Open Process Series: Manufactured Manipulation
Amal Kouttab facilitates an examination of the crossroads between media, pop culture and sexual violence. Participants will learn to frame issues of sexual violence within the context of larger cultural institutions and critically examine how various forms of oppression intersect to create and sustain a “rape culture.” This interactive presentation by San Francisco Women Against Rape is ideal for educators and anyone looking for tools to have creative dialogue about these issues.

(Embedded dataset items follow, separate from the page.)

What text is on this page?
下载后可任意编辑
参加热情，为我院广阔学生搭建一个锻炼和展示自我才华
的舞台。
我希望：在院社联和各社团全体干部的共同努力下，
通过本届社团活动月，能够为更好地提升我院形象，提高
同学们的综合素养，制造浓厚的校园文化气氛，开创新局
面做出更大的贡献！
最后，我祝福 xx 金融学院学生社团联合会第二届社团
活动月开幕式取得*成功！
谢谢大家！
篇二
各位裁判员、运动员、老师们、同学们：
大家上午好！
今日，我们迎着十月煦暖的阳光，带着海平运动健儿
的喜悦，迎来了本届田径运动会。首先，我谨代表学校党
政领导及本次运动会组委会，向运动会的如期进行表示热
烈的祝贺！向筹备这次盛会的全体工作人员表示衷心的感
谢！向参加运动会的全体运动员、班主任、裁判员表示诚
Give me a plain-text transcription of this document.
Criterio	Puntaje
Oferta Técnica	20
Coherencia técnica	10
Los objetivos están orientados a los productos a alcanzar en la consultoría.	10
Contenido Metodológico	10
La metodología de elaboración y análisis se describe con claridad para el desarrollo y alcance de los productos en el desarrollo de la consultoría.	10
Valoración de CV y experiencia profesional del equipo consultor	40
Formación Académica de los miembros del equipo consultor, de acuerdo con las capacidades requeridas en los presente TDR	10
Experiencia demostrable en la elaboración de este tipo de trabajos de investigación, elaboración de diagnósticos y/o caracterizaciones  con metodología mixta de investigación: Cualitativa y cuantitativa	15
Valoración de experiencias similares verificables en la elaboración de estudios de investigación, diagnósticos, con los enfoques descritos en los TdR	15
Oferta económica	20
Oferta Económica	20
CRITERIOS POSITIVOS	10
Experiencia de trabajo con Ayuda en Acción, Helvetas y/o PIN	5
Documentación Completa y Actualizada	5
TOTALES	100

San Francisco Women Against Rape provides resources, support, advocacy and education to strengthen the work of all individuals, and communities in San Francisco that are responding to, healing from, and struggling to end sexual violence. At SFWAR, we believe that no single individual, organization, foundation, or business alone can stop the epidemic of sexual assault, but by responding as a whole community, we each bring our piece of the solution.
Amal Kouttab
is a registered drama therapist, teacher, mediator, and filmmaker. She has used drama, art and writing to facilitate therapeutic groups in mental health settings, nursing homes, hospitals and drug rehabilitation centers in New York City and the San Francisco Bay Area. She obtained a bachelor’s degree in the performing arts and women’s studies from the University of Virginia in 1997, and a master’s degree in psychology and drama therapy from New York University in 2001. For the past four years, she has facilitated therapeutic workshops with Palestinians and Israelis and other groups in conflict in the Middle East and the Bay Area. She has taught graduate
psychology classes entitled Drama Therapy for Social Change at the California Institute of Integral Studies, where she developed part of the curriculum focused on internalized oppression. She co-founded the Araceli Theater Project based at San Francisco General Hospital, which rehearses and performs original educational theater pieces for people with cancer.